Just like in TST, IGRA do not distinguish between TBI and TB disease, and are poor predictors of progression from infection to disease, since a large number of individuals with positive TST or IGRA do not progress to TB disease. This is one of the most relevant and difficult aspects in every-day clinical practice diagnosis seen especially in patients with subclinical TB, who may pass unnoticed precisely due to the absence of symptoms, despite the fact that they can transmit the disease. Consequently, patients diagnosed with TBI, but with TB disease (even in the subclinical phase) would not only fail to get cured, but may generate a drug-resistant TB.13 Therefore, several improvements or technical innovations have been carried out, such as the incorporation of new peptides of ESAT-6 and CFP-10 antigens in QTF-Plus, to generate responses from T-CD4+ and T-CD8+ lymphocytes, wherein the latter could improve detection of recently infected cases and consequently lead to a greater theoretical probability of progression to disease, despite there being no clear evidence to that effect. Recent developments in the identification of new antigens such as Rv2028c, Rv2029c and Rv0475, likewise attempt to pave the way to improve IGRA value as highlighted by Dong et al.14 These could overcome some of the current limitations, especially by combining multiple antigens that could mitigate variability in individual responses, thereby improving their diagnostic accuracy.

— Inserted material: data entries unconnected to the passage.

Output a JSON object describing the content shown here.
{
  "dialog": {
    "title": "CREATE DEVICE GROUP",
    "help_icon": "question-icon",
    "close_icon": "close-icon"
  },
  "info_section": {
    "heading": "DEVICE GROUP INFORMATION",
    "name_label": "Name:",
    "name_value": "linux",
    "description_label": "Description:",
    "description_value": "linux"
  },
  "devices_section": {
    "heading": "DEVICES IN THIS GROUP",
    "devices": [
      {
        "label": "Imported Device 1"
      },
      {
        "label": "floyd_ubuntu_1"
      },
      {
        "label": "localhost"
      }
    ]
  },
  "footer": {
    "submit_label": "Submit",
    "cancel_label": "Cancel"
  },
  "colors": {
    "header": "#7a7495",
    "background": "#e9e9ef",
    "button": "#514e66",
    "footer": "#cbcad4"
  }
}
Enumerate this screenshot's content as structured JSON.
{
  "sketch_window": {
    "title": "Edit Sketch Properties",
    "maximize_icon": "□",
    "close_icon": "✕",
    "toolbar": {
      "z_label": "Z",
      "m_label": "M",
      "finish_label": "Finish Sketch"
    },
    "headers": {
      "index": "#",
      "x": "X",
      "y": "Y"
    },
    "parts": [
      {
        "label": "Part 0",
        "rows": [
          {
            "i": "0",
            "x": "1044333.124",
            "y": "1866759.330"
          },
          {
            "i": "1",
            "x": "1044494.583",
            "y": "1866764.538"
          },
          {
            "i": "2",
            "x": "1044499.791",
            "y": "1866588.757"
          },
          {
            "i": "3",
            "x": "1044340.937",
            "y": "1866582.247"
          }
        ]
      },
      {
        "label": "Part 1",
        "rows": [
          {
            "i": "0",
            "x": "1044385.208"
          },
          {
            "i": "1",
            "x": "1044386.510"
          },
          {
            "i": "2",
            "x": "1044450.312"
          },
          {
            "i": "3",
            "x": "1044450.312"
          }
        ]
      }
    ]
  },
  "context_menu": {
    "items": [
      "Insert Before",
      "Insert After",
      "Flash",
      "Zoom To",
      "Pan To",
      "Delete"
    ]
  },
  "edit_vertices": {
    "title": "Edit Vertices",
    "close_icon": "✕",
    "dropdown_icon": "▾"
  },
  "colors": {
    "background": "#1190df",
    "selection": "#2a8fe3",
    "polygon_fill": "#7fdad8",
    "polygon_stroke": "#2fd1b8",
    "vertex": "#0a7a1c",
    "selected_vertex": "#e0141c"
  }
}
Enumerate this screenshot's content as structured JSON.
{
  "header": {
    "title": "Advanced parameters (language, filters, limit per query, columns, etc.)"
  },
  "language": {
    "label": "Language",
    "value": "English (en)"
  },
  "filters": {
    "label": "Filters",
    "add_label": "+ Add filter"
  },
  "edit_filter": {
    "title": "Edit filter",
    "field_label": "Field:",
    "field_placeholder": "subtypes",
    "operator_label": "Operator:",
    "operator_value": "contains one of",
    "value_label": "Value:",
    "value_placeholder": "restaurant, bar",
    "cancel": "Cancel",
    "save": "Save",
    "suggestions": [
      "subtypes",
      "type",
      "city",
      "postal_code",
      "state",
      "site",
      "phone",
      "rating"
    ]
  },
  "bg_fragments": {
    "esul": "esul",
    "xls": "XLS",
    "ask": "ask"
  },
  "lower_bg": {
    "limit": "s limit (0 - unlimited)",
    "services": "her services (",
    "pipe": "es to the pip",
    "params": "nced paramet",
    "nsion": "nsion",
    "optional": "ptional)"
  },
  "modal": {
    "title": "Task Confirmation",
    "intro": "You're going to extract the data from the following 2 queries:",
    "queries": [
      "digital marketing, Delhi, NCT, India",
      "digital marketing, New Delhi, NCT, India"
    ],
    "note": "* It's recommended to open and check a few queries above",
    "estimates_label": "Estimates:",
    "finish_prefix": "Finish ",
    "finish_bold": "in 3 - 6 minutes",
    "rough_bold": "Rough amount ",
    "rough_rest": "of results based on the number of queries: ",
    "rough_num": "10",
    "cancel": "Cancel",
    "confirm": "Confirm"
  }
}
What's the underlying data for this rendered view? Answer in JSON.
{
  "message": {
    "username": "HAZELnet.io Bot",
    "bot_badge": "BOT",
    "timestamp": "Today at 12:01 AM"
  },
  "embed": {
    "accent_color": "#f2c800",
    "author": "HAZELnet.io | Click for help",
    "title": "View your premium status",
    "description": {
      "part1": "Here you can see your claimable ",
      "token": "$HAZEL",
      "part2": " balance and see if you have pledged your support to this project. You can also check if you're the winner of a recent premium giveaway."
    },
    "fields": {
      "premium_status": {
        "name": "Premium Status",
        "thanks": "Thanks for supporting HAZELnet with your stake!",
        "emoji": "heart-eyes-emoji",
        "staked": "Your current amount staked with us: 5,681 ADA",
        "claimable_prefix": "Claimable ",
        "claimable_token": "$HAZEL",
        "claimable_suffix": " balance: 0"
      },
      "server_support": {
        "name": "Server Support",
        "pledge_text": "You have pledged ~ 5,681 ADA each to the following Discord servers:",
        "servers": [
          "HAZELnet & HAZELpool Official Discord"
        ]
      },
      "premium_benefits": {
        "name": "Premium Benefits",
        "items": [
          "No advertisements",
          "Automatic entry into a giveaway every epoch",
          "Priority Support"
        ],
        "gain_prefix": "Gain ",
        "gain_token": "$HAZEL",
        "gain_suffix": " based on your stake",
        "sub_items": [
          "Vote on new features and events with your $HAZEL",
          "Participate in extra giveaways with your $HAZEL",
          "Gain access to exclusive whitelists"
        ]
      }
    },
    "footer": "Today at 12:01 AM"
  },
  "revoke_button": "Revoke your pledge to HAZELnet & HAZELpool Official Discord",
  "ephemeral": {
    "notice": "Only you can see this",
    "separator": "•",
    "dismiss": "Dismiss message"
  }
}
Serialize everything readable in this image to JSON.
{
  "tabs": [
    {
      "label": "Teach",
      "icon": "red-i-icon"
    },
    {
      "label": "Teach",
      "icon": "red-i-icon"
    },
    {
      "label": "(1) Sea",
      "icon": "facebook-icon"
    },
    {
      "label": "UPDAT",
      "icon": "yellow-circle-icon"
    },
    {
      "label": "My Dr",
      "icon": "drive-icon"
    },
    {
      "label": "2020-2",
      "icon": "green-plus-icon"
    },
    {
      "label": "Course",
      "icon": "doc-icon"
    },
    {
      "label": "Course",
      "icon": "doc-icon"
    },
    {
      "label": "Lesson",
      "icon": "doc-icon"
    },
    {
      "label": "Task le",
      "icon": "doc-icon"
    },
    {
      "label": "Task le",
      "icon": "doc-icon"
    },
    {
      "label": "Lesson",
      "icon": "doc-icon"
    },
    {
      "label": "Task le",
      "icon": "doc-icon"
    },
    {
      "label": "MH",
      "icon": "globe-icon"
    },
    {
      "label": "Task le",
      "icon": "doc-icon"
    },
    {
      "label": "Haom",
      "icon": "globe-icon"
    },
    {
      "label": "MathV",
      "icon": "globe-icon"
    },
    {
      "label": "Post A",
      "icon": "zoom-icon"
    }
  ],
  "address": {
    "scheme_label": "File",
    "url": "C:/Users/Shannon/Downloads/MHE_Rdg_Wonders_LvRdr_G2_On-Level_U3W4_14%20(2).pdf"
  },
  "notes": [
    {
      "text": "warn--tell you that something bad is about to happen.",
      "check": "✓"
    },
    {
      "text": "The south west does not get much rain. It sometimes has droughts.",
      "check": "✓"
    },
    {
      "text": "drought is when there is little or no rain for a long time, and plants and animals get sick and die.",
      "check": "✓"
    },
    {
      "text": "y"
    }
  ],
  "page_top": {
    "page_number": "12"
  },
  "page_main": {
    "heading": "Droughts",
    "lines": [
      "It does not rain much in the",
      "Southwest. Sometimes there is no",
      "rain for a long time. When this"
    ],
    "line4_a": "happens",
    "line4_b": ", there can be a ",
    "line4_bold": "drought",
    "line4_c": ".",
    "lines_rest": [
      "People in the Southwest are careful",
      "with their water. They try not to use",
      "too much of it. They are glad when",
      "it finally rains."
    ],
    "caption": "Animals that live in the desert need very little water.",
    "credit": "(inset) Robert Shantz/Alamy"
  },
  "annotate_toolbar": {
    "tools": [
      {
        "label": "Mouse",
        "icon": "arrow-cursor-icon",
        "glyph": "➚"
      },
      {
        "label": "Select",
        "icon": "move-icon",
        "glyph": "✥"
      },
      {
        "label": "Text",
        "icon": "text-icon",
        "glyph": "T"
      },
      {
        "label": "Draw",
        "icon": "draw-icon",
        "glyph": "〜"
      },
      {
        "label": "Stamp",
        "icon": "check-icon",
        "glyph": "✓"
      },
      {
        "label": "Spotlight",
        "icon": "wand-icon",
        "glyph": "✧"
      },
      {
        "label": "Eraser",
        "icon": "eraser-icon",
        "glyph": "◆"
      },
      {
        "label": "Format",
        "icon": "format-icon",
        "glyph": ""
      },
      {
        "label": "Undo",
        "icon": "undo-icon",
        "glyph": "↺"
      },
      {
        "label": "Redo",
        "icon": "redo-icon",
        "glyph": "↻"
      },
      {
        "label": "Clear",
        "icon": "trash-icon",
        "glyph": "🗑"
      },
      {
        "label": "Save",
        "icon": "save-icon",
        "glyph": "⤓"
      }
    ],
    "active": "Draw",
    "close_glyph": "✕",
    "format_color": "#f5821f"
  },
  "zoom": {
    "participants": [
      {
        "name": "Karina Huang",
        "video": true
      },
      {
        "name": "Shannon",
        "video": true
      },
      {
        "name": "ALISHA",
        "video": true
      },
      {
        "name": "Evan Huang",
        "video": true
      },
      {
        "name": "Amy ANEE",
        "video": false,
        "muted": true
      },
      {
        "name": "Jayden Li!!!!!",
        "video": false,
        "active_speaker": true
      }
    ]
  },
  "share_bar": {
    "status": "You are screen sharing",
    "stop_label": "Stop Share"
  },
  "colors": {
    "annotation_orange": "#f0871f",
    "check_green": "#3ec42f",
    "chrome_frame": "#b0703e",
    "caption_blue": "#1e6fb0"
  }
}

Besides these improvements in antigen selection, rapid microfluidic technologies in miniaturized devices, as well as flow cytometry, are also being developed. The objective is to offer same-day results and try to increase diagnostic accuracy.15 These are expensive methods for the time being, that require certain types of infrastructure, and where scientific evidence is still quite limited.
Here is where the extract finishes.